Look, you choose to become a corporation – good on you. That is your choice. That is a legal protection. You get certain special rights and privileges when you incorporate. Now, the Supreme Court has said you also get the benefits of being a person – right? We already said you are a person for – you know, political donations and all these other things with corporate personhood. Now, you even get to have a religion. You get both sides. Corporate power is too big. The Supreme Court is doing the bidding of big business. This is a disastrous ruling for women and for all Americans.
Pereira picked up on Kohn's final point and asked Salam a rephrased version of her earlier point:
PEREIRA: Right, and to that point that this is a 'disastrous' ruling for women, the three female justices dissented. Does that – hearing that from Sally and the fact that these female justices dissented – does that make you feel that there is going to be a portion of America that's not going to agree with this ruling – is going to be quite frustrated by it?

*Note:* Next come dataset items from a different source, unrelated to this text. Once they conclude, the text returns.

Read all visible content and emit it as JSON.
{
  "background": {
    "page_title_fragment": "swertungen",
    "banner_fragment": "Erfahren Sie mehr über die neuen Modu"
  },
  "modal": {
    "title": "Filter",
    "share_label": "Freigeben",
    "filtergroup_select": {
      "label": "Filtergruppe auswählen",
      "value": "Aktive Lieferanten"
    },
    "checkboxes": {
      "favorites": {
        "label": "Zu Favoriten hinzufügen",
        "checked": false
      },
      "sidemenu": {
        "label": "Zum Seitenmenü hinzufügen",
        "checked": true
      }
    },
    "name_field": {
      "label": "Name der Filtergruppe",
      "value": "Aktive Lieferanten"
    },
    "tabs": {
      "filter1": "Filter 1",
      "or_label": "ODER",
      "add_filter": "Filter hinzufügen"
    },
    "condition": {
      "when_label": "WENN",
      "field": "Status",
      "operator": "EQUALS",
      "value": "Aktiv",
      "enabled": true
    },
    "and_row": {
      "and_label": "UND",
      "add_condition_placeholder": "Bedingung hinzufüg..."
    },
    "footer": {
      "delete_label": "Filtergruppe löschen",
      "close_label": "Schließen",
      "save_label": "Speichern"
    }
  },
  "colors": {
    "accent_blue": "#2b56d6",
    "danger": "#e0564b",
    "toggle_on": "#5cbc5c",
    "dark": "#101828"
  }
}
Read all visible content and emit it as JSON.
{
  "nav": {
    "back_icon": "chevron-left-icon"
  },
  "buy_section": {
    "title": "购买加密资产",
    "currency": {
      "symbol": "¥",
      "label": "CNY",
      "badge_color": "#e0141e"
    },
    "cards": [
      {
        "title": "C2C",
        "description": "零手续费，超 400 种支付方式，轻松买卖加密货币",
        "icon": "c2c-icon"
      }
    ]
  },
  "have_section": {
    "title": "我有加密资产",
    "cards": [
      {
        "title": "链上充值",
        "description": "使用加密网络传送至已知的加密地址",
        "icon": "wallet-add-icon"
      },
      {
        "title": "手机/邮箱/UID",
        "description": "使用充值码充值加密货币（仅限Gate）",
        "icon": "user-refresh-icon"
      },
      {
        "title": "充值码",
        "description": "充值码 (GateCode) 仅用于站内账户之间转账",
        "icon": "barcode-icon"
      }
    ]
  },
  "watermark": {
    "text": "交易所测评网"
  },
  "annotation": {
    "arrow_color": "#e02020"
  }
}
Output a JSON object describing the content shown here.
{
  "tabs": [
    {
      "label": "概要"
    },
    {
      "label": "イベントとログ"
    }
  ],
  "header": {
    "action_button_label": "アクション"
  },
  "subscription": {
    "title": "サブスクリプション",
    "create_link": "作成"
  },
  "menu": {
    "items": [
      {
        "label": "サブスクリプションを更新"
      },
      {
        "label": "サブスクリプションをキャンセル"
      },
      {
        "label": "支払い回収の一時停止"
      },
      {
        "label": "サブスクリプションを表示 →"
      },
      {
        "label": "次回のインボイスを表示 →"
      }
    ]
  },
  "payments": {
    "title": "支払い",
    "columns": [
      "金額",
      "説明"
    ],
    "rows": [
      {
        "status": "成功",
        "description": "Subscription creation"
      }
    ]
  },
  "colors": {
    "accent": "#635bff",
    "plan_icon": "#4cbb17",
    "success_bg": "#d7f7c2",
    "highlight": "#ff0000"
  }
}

RIHAN SALAM, NATIONAL REVIEW CONTRIBUTING EDITOR: I think there will be a portion of America that won't agree with this ruling, but partly because it's been misunderstood. So, we talk about this as a blow to the Affordable Care Act....This was a mandate from the Department of Health and Human Services. And actually, several of the pro-life Democrats, who voted for the Affordable Care Act, have said they would not have voted for the law had this mandate been explicitly debated in 2009, 2010....
Now, the Obama administration has said, no, this is not going to apply to religious non-profits later. They clarified the ruling. And what that demonstrated, is that there was actually a less-burdensome way for the government to meet their goal of meeting people's health needs without imposing this restriction.
Berman ended the segment by again zeroing in the supposedly negative year so far for the Obama administration:
BERMAN: So, let's back up from the law here for a second, and talk about the bigger picture for this White House right now, because they've had a few rulings now from the Supreme Court that have gone against them – including a key ruling today in unions. They've had a tough year in general on many fronts. I think this has to be very frustrating for them. They feel blocked politically, legally, foreign policy-wise. Pretty much, everywhere they look now, they're getting blocked.
KOHN: Well, I think they're right to be frustrated. And certainly, when you look at some of the rulings of this court – I mean, look again – look at those dissenting opinions, look at the polling of American attitudes about the Court – this is frustrating.
I really need to make two things clear here: number one, Hobby Lobby provided this coverage before they decided to drop it to file suit, which was politically motivated – number one. And number two, the majority of scientists, there's not even a debate about this. These are not abortion-related contraceptives, and this whole suit is based on a false premise. This is ridiculous – sad day.